Squatrito Massimo, Mancino Monica, Sala Leonardo, Draetta Giulio F
European Institute of Oncology, 435 Via Ripamonti, 20141 Milan, Italy.
Biochem Biophys Res Commun. 2006 Jun 9;344(3):859-68. doi: 10.1016/j.bbrc.2006.03.205. Epub 2006 Apr 19.
dsRNA-binding domains (dsRBDs) characterize an expanding family of proteins involved in different cellular processes, ranging from RNA editing and processing to translational control. Here we present evidence that Ebp1, a cell growth regulating protein that is part of ribonucleoprotein (RNP) complexes, contains a dsRBD and that this domain mediates its interaction with dsRNA. Deletion of Ebp1's dsRBD impairs its localization to the nucleolus and its ability to form RNP complexes. We show that in the cytoplasm, Ebp1 is associated with mature ribosomes and that it is able to inhibit the phosphorylation of serine 51 in the eukaryotic initiation factor 2 alpha (eIF2alpha). In response to various cellular stress, eIF2alpha is phosphorylated by distinct protein kinases (PKR, PERK, GCN2, and HRI), and this event results in protein translation shut-down. Ebp1 overexpression in HeLa cells is able to protect eIF2alpha from phosphorylation at steady state and also in response to various treatments. We demonstrate that Ebp1 interacts with and is phosphorylated by the PKR protein kinase. Our results demonstrate that Ebp1 is a new dsRNA-binding protein that acts as a cellular inhibitor of eIF2alpha phosphorylation suggesting that it could be involved in protein translation control.

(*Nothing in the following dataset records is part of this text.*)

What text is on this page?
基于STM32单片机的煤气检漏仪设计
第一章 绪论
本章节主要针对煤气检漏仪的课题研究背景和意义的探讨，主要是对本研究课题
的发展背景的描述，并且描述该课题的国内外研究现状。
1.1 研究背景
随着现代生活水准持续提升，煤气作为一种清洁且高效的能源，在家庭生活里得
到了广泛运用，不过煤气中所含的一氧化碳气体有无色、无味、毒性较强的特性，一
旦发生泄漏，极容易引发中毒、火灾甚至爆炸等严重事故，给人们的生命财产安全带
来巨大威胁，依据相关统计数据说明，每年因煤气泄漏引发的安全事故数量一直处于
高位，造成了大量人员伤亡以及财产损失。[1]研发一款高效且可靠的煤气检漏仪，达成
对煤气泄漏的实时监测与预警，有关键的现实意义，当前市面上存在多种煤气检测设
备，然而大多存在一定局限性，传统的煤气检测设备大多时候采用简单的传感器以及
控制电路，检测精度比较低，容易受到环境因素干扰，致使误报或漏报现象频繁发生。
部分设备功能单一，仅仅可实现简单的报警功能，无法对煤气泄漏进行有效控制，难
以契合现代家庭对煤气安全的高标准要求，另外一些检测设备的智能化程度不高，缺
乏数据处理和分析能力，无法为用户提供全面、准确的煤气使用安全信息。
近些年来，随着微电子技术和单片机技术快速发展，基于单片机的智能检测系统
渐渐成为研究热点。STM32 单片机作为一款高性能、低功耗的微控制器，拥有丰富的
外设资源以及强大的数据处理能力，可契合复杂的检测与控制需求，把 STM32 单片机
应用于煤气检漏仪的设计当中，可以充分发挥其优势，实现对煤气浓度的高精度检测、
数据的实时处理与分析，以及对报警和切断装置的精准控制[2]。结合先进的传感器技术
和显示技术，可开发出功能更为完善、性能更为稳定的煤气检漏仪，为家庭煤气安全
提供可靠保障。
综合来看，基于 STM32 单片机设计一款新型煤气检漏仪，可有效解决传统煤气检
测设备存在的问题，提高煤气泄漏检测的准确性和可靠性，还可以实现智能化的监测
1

双链RNA结合结构域(dsRBDs)是一类不断扩大的蛋白质家族的特征,这些蛋白质参与从RNA编辑和加工到翻译控制等不同的细胞过程。在此,我们提供证据表明,作为核糖核蛋白(RNP)复合物一部分的细胞生长调节蛋白Ebp1含有一个dsRBD,并且该结构域介导其与双链RNA的相互作用。删除Ebp1的dsRBD会损害其在核仁中的定位及其形成RNP复合物的能力。我们表明,在细胞质中,Ebp1与成熟核糖体相关联,并且它能够抑制真核起始因子2α(eIF2α)中丝氨酸51的磷酸化。响应各种细胞应激,eIF2α被不同的蛋白激酶(PKR、PERK、GCN2和HRI)磷酸化,这一事件导致蛋白质翻译关闭。在HeLa细胞中过表达Ebp1能够在稳态以及响应各种处理时保护eIF2α不被磷酸化。我们证明Ebp1与PKR蛋白激酶相互作用并被其磷酸化。我们的结果表明,Ebp1是一种新的双链RNA结合蛋白,作为eIF2α磷酸化的细胞抑制剂,表明它可能参与蛋白质翻译控制。